Something monumental happened this week that will impact the United States of America for generations to come. It did not happen on the Presidential campaign trail (or in the White House, for that matter.) It certainly did not take place in Congress or at the Supreme Court. Instead, it happened at the Federal Communications Commission (FCC). The FCC is one of those government agencies that most people know exists but do not often consider. Visitors to Washington, DC, do not sign up for tours of the FCC!
Yet, for all its obscurity, the FCC did something extraordinary this week. It established new rules for a program called Lifeline. Originally focused on telephone service, the new Lifeline program is shifting to support broadband Internet access for low-income homes.
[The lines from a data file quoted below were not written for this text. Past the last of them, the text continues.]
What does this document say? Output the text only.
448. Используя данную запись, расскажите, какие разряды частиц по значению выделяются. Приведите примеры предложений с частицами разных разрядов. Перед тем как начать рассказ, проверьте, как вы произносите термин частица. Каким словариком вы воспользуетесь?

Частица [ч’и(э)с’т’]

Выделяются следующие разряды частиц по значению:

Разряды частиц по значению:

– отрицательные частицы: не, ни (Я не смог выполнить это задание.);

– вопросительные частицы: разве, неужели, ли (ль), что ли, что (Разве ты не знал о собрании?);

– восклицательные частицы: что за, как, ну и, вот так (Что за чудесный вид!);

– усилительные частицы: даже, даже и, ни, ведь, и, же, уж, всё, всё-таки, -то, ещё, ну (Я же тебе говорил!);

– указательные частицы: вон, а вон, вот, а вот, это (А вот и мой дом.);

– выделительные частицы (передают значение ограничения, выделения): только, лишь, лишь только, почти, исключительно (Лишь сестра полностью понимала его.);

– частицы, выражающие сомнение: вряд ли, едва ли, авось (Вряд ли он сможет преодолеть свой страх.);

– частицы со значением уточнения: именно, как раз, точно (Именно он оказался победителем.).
Millions of households who currently cannot afford and do not have adequate Internet access will now qualify to receive discounts for this essential service. These families will now be able to access a wealth of information through the Internet, which in turn will lead to better success at school and in the work force. The Internet is not going away, in fact it is becoming more and more a part of normal everyday life.
Helping families access the Internet at home is a big deal for our country. The results may not be immediately evident, or quantifiable, but they will be real, nevertheless. I am grateful for the opportunity for Internet access that now has been given to so many, and I applaud the FCC Commissioners and staff whose leadership and commitment to this important cause brought about this significant change.